The map includes high-precision measurements of almost 1.7 billion stars and has uncovered unseen details of our home Galaxy that have never been seen before.
The release of the data will have a huge impact on all branches of astronomy. The map gives precise locations of objects to the 20th magnitude, approximately the same level of detail a good quality telescope can observe.
The Gaia mission used a method called ‘parallax’ to gather data on the position of objects. Previous methods had to allow for 20% (or greater) uncertainty in the position of an object. Gaia recorded objects positions, waited for six months then recorded them again.
The Earths shift in position around the sun in this time period allows scientists to then triangulate the position of the stars relative to Earth.
While the initial data set is staggering it only represents the 22 months of Gaia charting the skies – it is only the tip of the iceberg.

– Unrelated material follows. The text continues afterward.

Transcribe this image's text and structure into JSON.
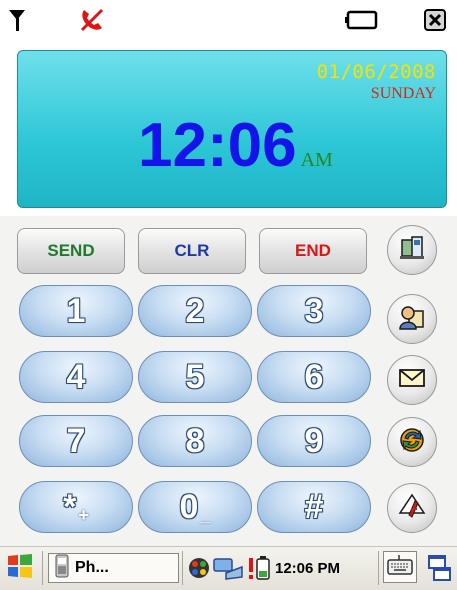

For example, while the catalogue includes around 15,000 asteroids the team are estimating the final set might include up to 300,000 asteroids.
Now the set is public it will be picked apart by astronomers across the world and should unleash a wave of fresh discoveries about the makeup of our Mily Way’s stellar population and evolution.
The observations collected by Gaia are redefining the foundations of astronomy Günther Hasinger, ESA Director of Science.
The History of the Gaia Mission
Gaia was launched back in December 2013 and has been collecting data since 2014.
This release is actually the second set of data from the mission. The first set of data was based on just over one year of observations and released in 2016. However, it ‘only’ contained information on two million stars.
The new set of data covers the period from 25 July 2014 and 23 May 2016. Containing information on the position of 1.7 billion stars with a much higher degree of precision (to the 20th magnitude). In laymen’s terms, this degree of precision is the same as someone on Earth being able to see a £1 coin on the surface of our Moon.
As well as stars the scientific catalogue also includes information on a range other celestial objects, like asteroids, making the data set of interest to a very large field of astronomy.